For her work as a special education teacher, Evelyn truly deserves all the awards she has received. Though she has never been married, she considers all of her students as her own children. Roselle and Carolina are just two examples of the many students whose lives she has transformed. No doubt, there are so many more out there who will always be thankful for the love and guidance she has given them. Evelyn believes that any teacher can be successful as long as they have love and passion for their work. “Kapag mahal mo ang trabaho mo, mamahalin mo rin ang estudyante mo. ‘Pag mahal mo ang estudyante mo kahit may kapansanan siya, lahat magagawa mo.”
Evelyn also gives seminars and workshops for teachers of visually impaired and special students. She gives this advice.

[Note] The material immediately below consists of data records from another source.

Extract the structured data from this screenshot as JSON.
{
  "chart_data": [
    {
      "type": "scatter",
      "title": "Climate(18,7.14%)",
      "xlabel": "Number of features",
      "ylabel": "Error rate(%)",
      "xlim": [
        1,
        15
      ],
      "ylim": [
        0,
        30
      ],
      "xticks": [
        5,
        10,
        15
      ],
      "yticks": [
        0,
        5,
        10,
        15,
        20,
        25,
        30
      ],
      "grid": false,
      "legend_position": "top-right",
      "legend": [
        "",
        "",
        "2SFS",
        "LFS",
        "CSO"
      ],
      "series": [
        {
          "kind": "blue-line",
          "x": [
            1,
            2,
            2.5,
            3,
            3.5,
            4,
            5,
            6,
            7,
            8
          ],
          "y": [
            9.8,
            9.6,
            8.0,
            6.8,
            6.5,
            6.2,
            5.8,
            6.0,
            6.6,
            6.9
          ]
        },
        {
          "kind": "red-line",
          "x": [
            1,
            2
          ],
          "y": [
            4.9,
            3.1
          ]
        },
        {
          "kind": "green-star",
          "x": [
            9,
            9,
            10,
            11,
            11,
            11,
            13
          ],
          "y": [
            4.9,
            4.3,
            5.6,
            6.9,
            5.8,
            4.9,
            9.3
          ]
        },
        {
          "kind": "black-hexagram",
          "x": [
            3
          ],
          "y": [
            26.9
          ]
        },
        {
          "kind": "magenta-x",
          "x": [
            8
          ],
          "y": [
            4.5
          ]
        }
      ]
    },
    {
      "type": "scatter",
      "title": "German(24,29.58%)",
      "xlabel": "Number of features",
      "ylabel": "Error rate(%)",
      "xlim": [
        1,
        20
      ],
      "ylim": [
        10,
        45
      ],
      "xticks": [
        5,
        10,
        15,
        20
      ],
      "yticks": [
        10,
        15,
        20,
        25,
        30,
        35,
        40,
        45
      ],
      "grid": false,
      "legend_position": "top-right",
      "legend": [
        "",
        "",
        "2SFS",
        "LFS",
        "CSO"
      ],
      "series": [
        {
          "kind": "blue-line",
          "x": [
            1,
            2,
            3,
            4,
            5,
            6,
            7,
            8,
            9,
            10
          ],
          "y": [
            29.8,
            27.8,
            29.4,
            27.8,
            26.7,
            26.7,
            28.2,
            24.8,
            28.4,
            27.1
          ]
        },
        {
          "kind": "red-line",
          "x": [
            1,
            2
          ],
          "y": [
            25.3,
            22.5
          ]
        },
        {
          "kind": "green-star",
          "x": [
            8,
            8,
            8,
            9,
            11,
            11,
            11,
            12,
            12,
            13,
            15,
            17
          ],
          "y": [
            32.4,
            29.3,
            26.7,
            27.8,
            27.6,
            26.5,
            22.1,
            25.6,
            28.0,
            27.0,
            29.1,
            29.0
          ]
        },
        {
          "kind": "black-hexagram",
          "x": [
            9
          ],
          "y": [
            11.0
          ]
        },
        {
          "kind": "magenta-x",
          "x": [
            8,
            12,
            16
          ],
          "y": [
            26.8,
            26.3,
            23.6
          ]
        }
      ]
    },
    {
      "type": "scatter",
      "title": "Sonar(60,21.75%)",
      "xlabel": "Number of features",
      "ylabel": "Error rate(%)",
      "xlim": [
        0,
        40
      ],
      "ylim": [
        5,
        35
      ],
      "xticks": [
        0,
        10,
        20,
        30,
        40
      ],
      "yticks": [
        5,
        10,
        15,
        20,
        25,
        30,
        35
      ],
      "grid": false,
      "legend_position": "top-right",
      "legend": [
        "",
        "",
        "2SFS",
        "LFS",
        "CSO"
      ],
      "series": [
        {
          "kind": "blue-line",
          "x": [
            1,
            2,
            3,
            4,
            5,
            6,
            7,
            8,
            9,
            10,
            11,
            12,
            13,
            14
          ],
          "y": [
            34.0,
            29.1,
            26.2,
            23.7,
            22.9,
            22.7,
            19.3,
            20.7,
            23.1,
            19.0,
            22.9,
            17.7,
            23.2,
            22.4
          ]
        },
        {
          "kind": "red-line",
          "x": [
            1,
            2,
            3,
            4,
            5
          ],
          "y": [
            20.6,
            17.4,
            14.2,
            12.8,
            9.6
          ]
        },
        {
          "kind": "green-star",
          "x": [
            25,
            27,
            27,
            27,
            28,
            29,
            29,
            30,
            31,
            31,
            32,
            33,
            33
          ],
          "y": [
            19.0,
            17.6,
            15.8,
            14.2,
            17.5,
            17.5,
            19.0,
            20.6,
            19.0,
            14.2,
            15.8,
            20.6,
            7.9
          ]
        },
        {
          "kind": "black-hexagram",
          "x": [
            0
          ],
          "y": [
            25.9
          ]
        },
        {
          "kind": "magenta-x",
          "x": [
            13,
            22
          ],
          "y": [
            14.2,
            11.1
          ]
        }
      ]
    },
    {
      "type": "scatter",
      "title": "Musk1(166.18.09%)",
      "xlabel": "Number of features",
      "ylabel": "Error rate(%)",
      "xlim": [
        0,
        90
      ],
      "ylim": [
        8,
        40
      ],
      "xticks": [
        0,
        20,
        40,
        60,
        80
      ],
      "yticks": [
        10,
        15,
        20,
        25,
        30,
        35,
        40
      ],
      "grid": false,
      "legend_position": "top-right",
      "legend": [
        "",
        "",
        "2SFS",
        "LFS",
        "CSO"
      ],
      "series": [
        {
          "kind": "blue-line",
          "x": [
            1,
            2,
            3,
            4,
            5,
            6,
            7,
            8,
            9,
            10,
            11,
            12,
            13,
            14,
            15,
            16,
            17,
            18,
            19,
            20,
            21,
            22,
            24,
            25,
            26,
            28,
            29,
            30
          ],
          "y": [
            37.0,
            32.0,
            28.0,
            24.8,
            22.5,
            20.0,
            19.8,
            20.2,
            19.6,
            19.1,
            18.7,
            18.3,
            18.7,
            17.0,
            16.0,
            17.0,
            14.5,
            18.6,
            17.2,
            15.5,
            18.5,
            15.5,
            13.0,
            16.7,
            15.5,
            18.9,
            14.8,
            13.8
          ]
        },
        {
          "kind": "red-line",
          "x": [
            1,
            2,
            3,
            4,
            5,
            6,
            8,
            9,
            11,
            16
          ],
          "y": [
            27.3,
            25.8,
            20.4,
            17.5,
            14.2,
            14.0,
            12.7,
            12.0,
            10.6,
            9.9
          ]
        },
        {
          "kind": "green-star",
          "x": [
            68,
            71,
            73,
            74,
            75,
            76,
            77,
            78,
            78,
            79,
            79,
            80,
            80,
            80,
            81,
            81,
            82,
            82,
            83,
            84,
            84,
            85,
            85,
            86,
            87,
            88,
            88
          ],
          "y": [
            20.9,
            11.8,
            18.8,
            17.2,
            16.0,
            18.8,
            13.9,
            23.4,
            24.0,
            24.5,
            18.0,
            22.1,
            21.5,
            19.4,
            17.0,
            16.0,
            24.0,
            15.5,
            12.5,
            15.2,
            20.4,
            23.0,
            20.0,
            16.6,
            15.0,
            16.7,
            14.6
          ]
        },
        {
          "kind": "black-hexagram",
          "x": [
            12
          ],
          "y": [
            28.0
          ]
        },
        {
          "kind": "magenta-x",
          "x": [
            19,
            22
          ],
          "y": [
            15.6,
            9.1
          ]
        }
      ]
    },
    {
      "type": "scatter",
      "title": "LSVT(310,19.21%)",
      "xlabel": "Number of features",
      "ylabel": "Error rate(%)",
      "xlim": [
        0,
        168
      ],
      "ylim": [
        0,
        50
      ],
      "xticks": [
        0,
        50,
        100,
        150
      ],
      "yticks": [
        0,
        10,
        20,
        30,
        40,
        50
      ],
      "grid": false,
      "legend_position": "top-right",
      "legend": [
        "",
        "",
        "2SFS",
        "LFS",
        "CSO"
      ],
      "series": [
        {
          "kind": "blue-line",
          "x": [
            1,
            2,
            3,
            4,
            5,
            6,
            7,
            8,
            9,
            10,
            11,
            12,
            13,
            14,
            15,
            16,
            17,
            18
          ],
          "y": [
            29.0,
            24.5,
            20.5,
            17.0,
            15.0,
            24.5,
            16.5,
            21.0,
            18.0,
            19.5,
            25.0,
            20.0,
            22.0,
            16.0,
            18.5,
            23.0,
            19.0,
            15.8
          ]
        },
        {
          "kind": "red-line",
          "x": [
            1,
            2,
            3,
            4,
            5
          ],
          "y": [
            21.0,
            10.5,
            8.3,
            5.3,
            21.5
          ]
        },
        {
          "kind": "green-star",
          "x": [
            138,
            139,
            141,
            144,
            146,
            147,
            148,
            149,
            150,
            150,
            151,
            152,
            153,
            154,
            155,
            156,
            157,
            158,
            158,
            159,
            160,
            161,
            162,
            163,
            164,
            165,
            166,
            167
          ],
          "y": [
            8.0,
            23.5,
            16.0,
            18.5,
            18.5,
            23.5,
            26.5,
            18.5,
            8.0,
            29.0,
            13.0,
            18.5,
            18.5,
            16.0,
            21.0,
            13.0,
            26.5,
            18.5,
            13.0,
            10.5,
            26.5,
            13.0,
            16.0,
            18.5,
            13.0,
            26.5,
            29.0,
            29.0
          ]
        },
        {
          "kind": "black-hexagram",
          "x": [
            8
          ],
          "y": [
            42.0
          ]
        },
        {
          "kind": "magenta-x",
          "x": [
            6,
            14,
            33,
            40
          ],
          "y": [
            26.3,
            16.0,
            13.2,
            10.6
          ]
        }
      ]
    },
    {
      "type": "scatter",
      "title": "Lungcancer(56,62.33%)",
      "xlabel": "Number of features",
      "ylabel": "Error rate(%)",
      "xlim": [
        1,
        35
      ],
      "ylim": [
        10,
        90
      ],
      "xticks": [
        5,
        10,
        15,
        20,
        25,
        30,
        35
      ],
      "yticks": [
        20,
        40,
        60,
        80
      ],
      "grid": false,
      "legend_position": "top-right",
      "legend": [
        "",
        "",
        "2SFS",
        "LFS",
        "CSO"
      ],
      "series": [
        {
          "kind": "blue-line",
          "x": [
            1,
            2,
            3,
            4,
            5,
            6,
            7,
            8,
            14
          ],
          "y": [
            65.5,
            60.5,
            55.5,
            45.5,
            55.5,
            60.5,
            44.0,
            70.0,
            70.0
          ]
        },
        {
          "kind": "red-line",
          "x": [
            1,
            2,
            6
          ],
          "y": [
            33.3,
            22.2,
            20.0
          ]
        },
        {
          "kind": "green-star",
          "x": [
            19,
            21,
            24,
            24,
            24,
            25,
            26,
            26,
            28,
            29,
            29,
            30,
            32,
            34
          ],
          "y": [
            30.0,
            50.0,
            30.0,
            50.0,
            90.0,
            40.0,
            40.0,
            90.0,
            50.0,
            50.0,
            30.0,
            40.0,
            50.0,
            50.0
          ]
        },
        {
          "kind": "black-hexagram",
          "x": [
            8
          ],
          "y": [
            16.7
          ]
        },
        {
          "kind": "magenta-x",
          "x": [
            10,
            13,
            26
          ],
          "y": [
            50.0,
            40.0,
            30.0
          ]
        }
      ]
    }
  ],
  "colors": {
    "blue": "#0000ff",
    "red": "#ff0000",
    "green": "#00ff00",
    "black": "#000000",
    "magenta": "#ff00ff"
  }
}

- Love your work. “It all starts with love. If you love your work, nothing is impossible. All the other qualities you need will follow—you’ll be more patient, creative, resourceful, and committed. You’ll have the right attitude towards work. If you don’t like your work, you’ll only see the negative aspect. But when you love it, you feel light and happy when you go to school and see your students.”
- Don’t be afraid to ask for help. “The Department of Education has recently released a memo stating that we now have an inclusive education. All students have to be admitted in the school, even special kids. If you encounter special children in your class, you can always ask for help from your superior if you’re not sure how to deal with them.”
- Open your heart to spececial kids. “Be thankful you are healthy and that you can help these children. If you immediately have a negative attitude, you won’t succeed. Give them a chance, open your heart and your door to them, and little by little you will understand them, and learn how to deal with them.”